The other side of that coin is that he is also highly distractable—so much so that a few Christmases ago, I gifted him a shirt that reads, “I have ideas I haven’t even thought of yet.” So, it’s a wonder that Skipper felt so passionately about building a better kitchen cutting board that we were able to launch his passion project into a legitimate business last year.
After spending some time thinking about our path to making the business a reality though, it’s not that surprising after all. In fact, I’m not sure it wasn’t a foregone conclusion all along.
Skipper grew up with family and friends who were always hosting gatherings, usually centered around food and often involving a big Santa Maria-style BBQ pit. As a young adult, he pursued cooking in a fine dining restaurant where he learned many finer points of preparing, cooking and serving food. While he entertained the thought of starting a restaurant over the years, with the restaurant failure rate around 30% and that attention deficiency I mentioned earlier, he turned his focus to learning and mastering the craft of woodworking and furniture making.
Three years of classical training at Palomar College furniture making school amplified his passion for fine woodworking. However, finding furniture-making jobs scarce, and driven by the desire to turn technical building challenges into practical and elegant solutions, Skipper pivoted his professional journey into residential construction. Bound by a promise to his mom, he got his general contractor’s license.
Always curious to figure out how things work and propelled by his fascination with aviation, Skipper managed to squeeze in yet another detour along the way to receive his Airframe and Powerplant certification as an aircraft mechanic. Again, with that attention thing—literally attracted to shiny objects in this case.
Throughout his professional turns, woodworking and building custom projects “on the side” remained a constant. Skipper’s compulsion to work with wood, his passion for BBQ-ing, and his frustration at not finding a cutting board that met his wants particularly fueled his determination to design cutting boards that optimize both function and form. Believing that the best tools for those home chefs who celebrate everything about cooking should be a full sensory experience, Skipper refined his designs for decades.
Trying to describe how he wants cooking enthusiasts to feel when using his boards, Skipper says, “It’s like that feeling you get when you’re using a freshly sharpened kitchen knife. The knife effortlessly glides through whatever you are cutting and is such a joy to use.”
That is perhaps what I admire most about Skipper. In his eternal quest to “make it better,” what truly motivates him is the ability to create joy for others as part of an experience. He chases the gratification of crafting something with his hands that inspires others to feel. The ultimate maker’s gift.
As it turns out, this new venture of ours really does seem to be an inevitable step in our journey. All the threads of Skipper’s decades-long professional path and passions woven together to land us here. A destination not possible without all his steps along the way and, yes, even his attention problem.
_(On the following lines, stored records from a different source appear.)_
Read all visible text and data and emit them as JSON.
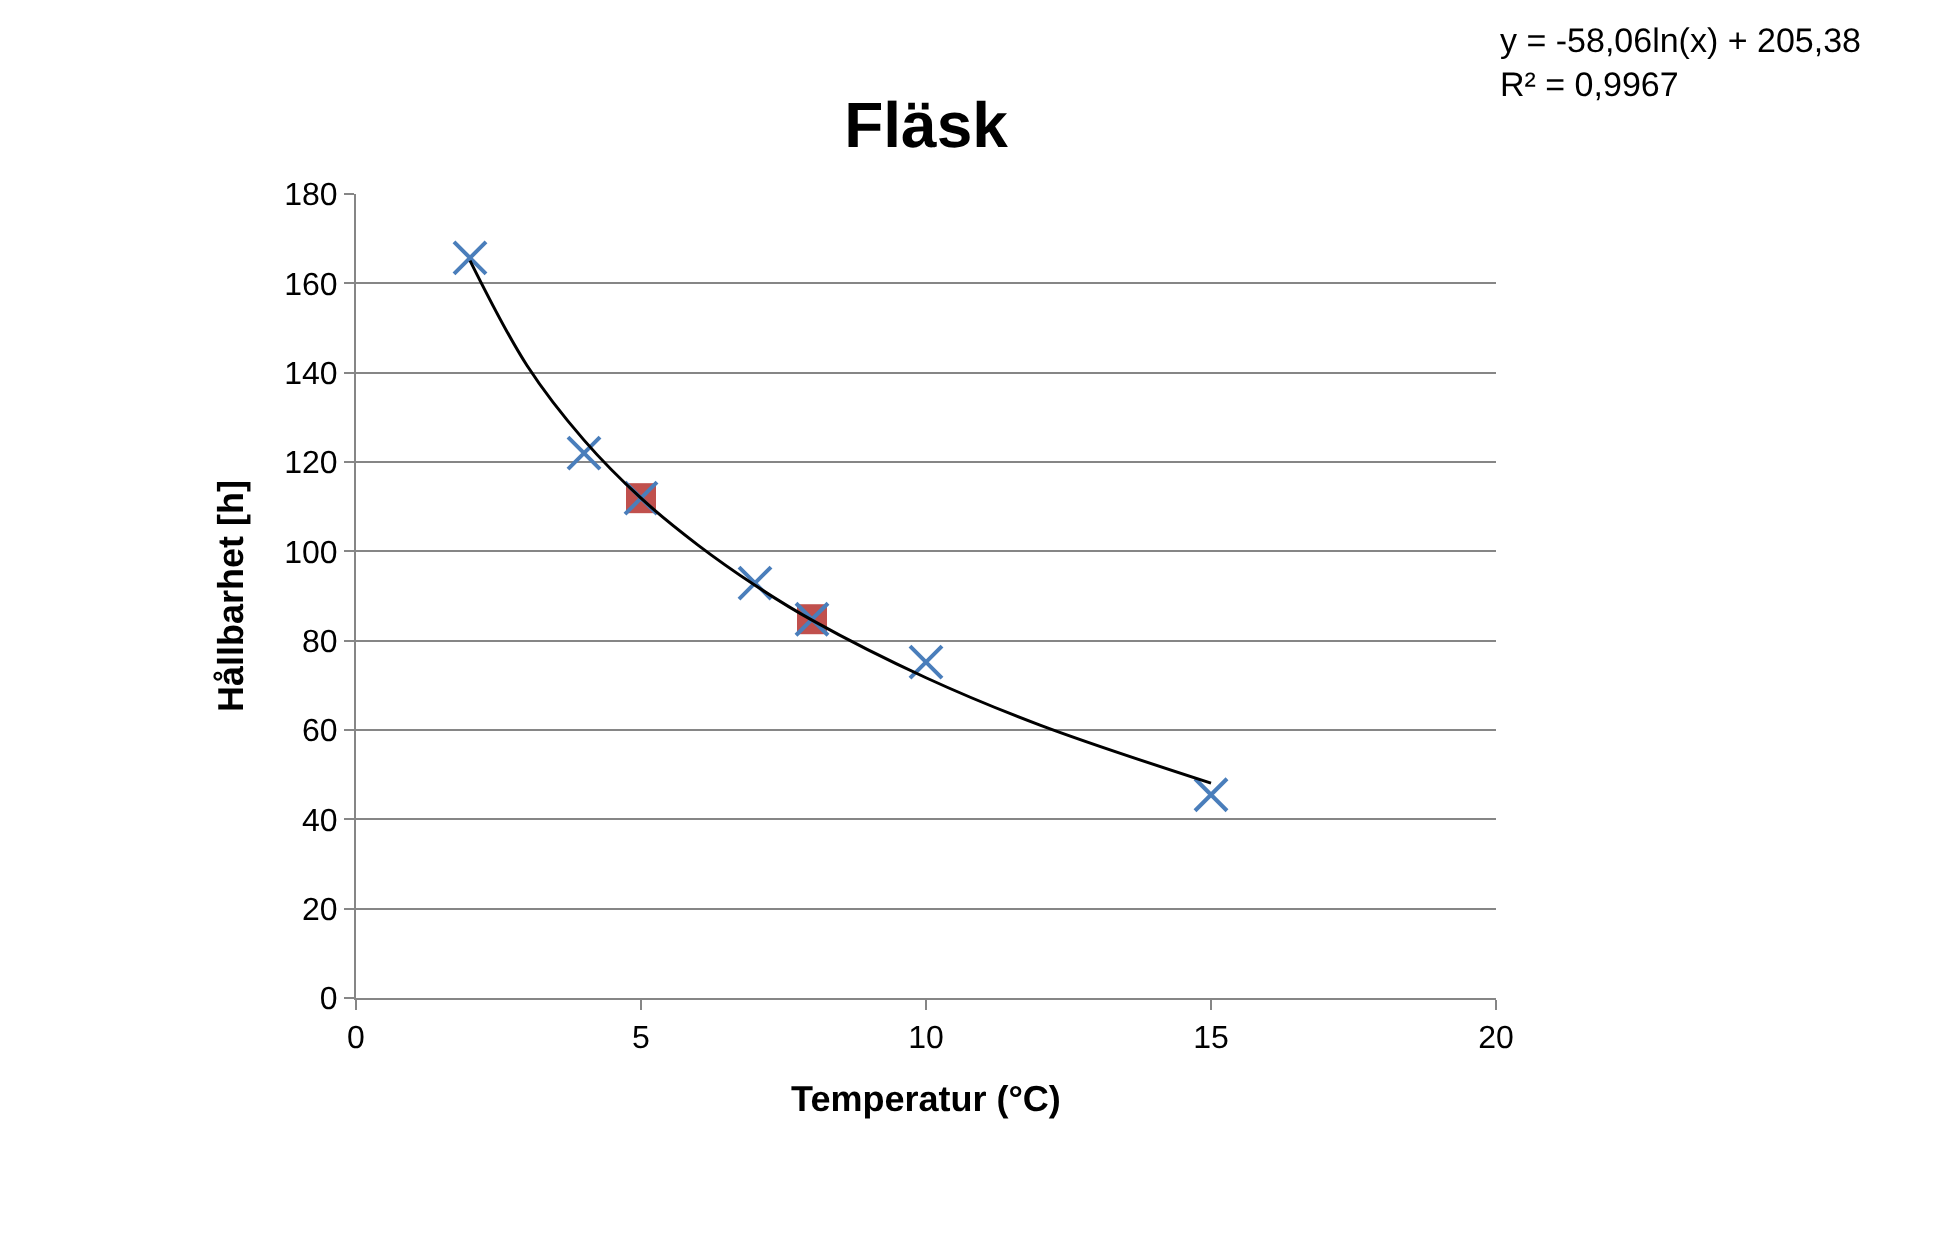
{
  "chart_data": {
    "type": "scatter",
    "title": "Fläsk",
    "xlabel": "Temperatur (°C)",
    "ylabel": "Hållbarhet [h]",
    "xlim": [
      0,
      20
    ],
    "xticks": [
      0,
      5,
      10,
      15,
      20
    ],
    "ylim": [
      0,
      180
    ],
    "yticks": [
      0,
      20,
      40,
      60,
      80,
      100,
      120,
      140,
      160,
      180
    ],
    "grid": "y",
    "series": [
      {
        "marker": "square",
        "color": "#c0504d",
        "x": [
          5,
          8
        ],
        "values": [
          111.9,
          84.8
        ]
      },
      {
        "marker": "cross",
        "color": "#4a7ebb",
        "x": [
          2,
          4,
          5,
          7,
          8,
          10,
          15
        ],
        "values": [
          165.7,
          122,
          111.9,
          92.9,
          84.8,
          75.2,
          45.5
        ]
      },
      {
        "type": "line",
        "color": "#000000",
        "line_style": "solid",
        "x": [
          2,
          3,
          4,
          5,
          6,
          7,
          8,
          10,
          12,
          15
        ],
        "values": [
          165.1,
          141.6,
          124.9,
          111.9,
          101.4,
          92.4,
          84.6,
          71.7,
          61.1,
          48.1
        ]
      }
    ],
    "annotations": [
      "y = -58,06ln(x) + 205,38\nR² = 0,9967"
    ]
  }
}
To all the attention-challenged makers out there, thank goodness for you. Keep making, keep fixing, keep improving. Keep inspiring others to find and feed their craft. Those of us who consider ourselves to be creatively stunted need you.
In a digital world of crypto, NFTs and relationships via device screens, it is all the more important to be intentional about connecting with what is most meaningful to us and nurtures our souls. Thank goodness for the makers with the talent to craft beautiful tangible things that can elicit those intangible joys. As Steve Jobs said, “Those people who are crazy enough to think they can change the world are the ones who do.” Thank goodness that my maker, Skipper, is crazy enough to change mine.